DirectX 11 Minimal Flight Simulator Prototype aka “Minimal FlightSim”
This is my first prototype that I'm releasing this year (2013). I decided to refresh my DirectX and Direct3D programming skills by diving into DirectX 11 programming, since the last time I made anything with DirectX was back in 2010 (using DirectX 9.0c). I also wanted to learn DirectX 11 properly for work related purposes (and since flirting with DirectCompute GPGPU programming last year).
After reading the books “Beginning DirectX 11 Game Programming” [Sherrod, Jones 2012] and a a few refresher chapters from “Introduction to 3D Game Programming with DirectX 11” [Luna 2012], I decided to try my hand at making a small game prototype.
The two main goals for this prototype were to make a functional game using DirectX 11 and to do this using a minimal amount of 3D rendering. I chose to focus on better understanding/re-learning the core concepts of DirectX 11 and Win32 game programming, while at the same time developing core components that can be reused in another game or application. Some of these components include a quaternion based flight simulation specific camera model, basic font rendering, low level primitive rendering as well as basic 2D bitmap texture loading and rendering.
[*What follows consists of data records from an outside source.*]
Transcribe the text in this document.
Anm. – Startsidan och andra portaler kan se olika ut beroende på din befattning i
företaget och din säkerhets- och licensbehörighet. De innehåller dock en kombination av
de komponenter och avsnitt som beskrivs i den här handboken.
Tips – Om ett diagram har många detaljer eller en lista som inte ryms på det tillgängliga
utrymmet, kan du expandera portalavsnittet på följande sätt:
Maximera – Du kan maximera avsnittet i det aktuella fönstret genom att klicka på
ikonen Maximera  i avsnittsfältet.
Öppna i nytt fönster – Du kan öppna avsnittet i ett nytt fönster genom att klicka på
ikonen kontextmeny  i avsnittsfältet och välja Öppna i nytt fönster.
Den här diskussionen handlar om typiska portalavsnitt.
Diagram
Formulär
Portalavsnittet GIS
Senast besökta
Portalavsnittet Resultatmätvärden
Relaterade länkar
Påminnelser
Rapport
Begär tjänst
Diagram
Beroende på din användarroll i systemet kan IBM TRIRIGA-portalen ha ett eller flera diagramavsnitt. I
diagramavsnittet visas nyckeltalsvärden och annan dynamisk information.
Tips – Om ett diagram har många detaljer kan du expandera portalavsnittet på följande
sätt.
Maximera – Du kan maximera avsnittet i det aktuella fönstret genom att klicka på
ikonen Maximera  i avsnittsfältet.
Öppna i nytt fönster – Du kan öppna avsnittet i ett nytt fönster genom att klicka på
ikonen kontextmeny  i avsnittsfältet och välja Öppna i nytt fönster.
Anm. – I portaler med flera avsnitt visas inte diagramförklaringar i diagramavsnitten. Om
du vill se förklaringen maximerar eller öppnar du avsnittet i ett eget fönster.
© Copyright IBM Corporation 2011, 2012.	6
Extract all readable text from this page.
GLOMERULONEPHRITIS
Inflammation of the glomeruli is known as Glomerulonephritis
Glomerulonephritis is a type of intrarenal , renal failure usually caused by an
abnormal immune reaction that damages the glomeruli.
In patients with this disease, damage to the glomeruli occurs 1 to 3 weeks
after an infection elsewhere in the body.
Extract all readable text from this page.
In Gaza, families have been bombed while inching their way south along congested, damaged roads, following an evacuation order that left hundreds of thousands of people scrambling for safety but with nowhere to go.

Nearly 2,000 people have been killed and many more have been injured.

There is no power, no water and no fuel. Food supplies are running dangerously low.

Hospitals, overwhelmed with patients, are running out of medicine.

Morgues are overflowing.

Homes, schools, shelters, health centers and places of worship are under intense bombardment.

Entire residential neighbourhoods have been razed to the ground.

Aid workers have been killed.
Even though the final prototype looks like a game from the 1980's (this was one of my other side goals – to make the game prototype look really old school, like the early Flight Simulator games), all of the rendering is done using the programmable graphics pipeline (along with the use of Shader Model 4.0). While this may seem like the classic example of over-engineering (e.g. using a titanium hammer to crack a walnut) - the developed game prototype provides a flexible framework that can easily be extended to support more sophisticated games or applications in the near future (such as the implementation of procedural terrain rendering and dynamic LOD scene management using tessellation and geometry shaders).
In terms of gameplay, Minimal Flightsim is a bare-bones flight simulator style game. The point of the game is for the player to take the aircraft off from the starting orange airfield, fly it and land it successfully on the designated green airfield on the other side of the grid. In order for the player to land successfully, they have to keep track of their speed, altitude, roll, pitch, yaw and landing gear control variables. In terms of flight dynamics, Minimal Flightsim implements an empirical flight simulation physics model, where the entire aircraft is treated as a single particle moving in 3D space (the implementation of a 3D rigid body dynamics system using inertia tensor calculations was neglected due to time constraints). The classic Implicit Euler numerical integration method is also implemented and used in order to update the linear and angular velocities of the aircraft every frame during the game. Additional basic features such as the ability for the aircraft to crash, go off course, stall and aircraft flap control are also implemented in the prototype. Another interesting game feature is that the implemented aircraft dynamics model does not have any sort of stabilization method for the yaw, pitch and roll operations. It is up to the user to balance the rotation values of the aircraft while it is in flight.
Finally, the numerical output of the flight control variables (speed, altitude, yaw, pitch, roll and the XY grid coordinates of the aircraft), is displayed via a secondary console window (where it is streamed and updated every frame). This was sort of a hack - as the console window output also gets cleared every frame, thus the variable output can get jittery. However for prototyping purposes this was a sufficient solution in my opinion.
I may work more on this prototype in the near future (but for now I'm releasing just this minimal functionality version). One interesting thing I would potentially want to look at is the implementation of a fuzzy logic autopilot system, that would be able to take off, fly and land the aircraft using an optimal flying control solution that is computed in real time. On a side note, if you are interested in modifying Minimal Flightsim, you can download the source code and use it freely for your projects (provided you give me credit and don't use it for commercial purposes).
Special thanks goes to the guy who runs http://www.rastertek.com – for providing the other only really useful DirectX 11 tutorials on the web.
In-game screenshot. Incredible graphics, I know.